Portada de la Feria 1992

 

La Feria de 1992 fue innovadora porque el recinto ferial fue reorganizado, se cambiaron todas las conexiones eléctricas y se redistribuyeron las atracciones de la Calle del Infierno con entradas y salidas más amplias. Además, se prohibieron las charrés, esos pequeños carruajes que hasta entonces habían podido circular por el recinto ferial. Las pañoletas de las casetas tuvieron que ajustarse a una nueva normativa donde no desentonarían unas de otras. También se prohibió que las motocicletas aparcasen al lado de los postes de luz pues se consideraba que daban mal aspecto a la Feria de Sevilla.

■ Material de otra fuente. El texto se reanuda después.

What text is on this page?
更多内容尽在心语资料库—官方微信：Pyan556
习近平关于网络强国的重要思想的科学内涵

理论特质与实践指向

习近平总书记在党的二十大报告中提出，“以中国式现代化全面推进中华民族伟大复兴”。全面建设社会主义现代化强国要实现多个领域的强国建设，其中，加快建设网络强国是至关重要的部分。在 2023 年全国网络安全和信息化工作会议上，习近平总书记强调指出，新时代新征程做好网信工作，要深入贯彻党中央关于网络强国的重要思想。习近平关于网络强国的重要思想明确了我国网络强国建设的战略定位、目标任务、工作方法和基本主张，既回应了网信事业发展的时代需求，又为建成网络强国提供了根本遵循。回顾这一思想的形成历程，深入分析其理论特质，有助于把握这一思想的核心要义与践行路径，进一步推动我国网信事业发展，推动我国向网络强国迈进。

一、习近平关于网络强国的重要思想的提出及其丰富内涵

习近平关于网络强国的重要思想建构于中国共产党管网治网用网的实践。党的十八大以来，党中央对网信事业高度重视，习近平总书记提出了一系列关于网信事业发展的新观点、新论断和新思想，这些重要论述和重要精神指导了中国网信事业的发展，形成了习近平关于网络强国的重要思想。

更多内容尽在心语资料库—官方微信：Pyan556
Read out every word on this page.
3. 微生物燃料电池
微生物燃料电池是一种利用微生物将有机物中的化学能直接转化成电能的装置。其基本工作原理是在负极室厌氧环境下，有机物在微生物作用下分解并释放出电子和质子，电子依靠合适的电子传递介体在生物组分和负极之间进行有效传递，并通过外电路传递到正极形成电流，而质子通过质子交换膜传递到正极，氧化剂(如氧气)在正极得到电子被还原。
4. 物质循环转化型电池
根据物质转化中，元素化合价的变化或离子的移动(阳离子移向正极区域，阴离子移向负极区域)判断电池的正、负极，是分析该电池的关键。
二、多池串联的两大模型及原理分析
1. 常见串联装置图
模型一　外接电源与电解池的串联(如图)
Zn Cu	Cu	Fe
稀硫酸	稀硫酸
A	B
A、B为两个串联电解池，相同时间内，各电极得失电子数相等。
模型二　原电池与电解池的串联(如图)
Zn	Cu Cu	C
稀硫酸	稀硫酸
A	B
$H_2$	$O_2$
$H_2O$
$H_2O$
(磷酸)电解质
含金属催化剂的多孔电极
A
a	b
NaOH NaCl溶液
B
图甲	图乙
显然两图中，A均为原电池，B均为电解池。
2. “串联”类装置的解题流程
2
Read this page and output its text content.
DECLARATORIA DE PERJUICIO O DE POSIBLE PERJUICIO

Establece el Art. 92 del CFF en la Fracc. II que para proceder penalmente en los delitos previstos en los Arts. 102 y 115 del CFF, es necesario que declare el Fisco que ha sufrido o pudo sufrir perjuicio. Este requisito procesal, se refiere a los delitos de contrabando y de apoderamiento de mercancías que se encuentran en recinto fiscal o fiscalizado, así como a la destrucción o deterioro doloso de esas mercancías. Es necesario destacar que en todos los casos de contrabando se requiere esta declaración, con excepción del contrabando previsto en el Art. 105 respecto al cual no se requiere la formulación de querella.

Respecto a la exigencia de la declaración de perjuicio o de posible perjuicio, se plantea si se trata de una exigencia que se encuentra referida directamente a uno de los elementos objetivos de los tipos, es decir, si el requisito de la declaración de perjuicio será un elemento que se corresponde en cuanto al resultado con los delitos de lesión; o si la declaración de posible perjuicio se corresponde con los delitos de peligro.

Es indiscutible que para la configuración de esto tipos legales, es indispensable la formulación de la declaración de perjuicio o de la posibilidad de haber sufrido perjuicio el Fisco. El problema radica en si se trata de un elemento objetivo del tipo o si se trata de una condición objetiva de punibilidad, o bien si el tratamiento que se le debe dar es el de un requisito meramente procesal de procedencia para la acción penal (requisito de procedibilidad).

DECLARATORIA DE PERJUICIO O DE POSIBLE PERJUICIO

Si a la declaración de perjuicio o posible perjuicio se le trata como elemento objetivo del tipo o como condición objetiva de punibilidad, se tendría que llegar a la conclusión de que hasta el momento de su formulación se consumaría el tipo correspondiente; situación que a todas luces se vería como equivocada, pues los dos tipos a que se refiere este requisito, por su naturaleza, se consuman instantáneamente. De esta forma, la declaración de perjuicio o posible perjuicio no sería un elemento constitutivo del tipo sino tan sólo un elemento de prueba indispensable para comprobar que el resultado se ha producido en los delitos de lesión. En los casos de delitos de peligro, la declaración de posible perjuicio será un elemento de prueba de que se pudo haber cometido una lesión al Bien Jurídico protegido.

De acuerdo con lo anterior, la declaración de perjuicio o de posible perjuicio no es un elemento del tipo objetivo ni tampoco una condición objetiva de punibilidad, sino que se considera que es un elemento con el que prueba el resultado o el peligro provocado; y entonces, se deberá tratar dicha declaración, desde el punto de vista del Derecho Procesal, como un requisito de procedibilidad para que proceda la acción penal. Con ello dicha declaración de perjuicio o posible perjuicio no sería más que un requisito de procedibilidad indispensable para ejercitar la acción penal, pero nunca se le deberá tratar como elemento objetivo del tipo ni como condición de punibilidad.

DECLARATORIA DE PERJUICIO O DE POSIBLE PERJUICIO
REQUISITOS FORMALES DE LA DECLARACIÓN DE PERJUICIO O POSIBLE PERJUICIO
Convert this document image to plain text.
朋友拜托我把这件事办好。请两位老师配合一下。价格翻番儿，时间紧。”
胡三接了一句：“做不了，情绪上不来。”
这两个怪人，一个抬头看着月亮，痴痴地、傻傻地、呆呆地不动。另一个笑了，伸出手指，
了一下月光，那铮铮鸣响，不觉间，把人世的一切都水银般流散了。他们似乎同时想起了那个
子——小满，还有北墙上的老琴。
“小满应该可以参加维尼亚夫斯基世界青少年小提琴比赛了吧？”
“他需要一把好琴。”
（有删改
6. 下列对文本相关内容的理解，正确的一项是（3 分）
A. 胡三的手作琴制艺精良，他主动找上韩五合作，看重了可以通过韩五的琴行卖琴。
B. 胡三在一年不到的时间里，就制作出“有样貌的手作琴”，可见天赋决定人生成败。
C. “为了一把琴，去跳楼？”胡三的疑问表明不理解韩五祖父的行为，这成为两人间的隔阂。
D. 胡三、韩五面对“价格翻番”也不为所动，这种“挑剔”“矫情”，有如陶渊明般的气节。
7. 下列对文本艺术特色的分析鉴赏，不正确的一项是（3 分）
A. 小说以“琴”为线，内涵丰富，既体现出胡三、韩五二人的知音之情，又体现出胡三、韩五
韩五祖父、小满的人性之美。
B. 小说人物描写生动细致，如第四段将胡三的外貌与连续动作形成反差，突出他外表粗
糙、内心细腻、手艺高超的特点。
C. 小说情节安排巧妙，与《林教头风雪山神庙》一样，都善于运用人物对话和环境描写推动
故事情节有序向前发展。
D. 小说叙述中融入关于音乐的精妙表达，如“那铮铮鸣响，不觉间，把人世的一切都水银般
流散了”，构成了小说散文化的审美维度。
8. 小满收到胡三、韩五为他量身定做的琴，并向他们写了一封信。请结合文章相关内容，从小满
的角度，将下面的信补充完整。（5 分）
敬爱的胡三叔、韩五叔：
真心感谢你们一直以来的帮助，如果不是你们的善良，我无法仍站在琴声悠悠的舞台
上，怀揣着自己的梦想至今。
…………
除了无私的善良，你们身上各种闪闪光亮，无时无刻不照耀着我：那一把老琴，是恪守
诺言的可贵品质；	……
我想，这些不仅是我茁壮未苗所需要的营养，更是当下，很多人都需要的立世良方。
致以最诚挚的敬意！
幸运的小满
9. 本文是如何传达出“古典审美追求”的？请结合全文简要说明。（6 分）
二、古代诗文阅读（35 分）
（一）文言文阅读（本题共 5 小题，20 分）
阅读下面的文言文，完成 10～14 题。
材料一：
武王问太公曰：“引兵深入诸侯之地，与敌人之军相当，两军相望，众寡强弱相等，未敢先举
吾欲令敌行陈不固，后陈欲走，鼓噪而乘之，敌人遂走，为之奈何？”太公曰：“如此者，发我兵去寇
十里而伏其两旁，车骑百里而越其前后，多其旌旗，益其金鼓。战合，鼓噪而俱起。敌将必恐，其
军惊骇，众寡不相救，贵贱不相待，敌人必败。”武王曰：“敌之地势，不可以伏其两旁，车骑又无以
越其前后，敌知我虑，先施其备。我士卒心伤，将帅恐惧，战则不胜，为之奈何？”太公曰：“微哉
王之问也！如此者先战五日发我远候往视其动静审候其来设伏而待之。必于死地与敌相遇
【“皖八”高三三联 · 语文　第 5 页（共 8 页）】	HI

Ese año, por primera vez, el alumbrado se hizo desde la misma portada de la Feria y no desde la Caseta Municipal como solía hacerse, además, el encendido de las bombillas se realizaría poco a poco, por sectores, como sucede hasta hoy en día. El Alumbrao estuvo a cargo del alcalde Alejandro Rojas-Marcos quien encendió las 400 mil lámparas del recinto.

Fue una Feria diferente en la que miles de visitantes extranjeros pudieron apreciar la belleza de la gran fiesta sevillana, “en Sevilla no cabe nadie más”, decían los agoreros, pero sí cupo todo el mundo. En aquellos años los sevillanos aún no disfrutaban de uno de los actuales símbolos de la Feria, el “rebujito”, la mezcla de manzanilla con gaseosa Sprite emergió mucho más tarde, en la Feria de 1998. Sin embargo, algo que sí surgió en la Feria de 1992 fue la propuesta del Ayuntamiento de Sevilla para trasladar la Feria de Los Remedios al Charco de la Pava. Un proyecto que desde entonces se vuelve a recordar año tras año.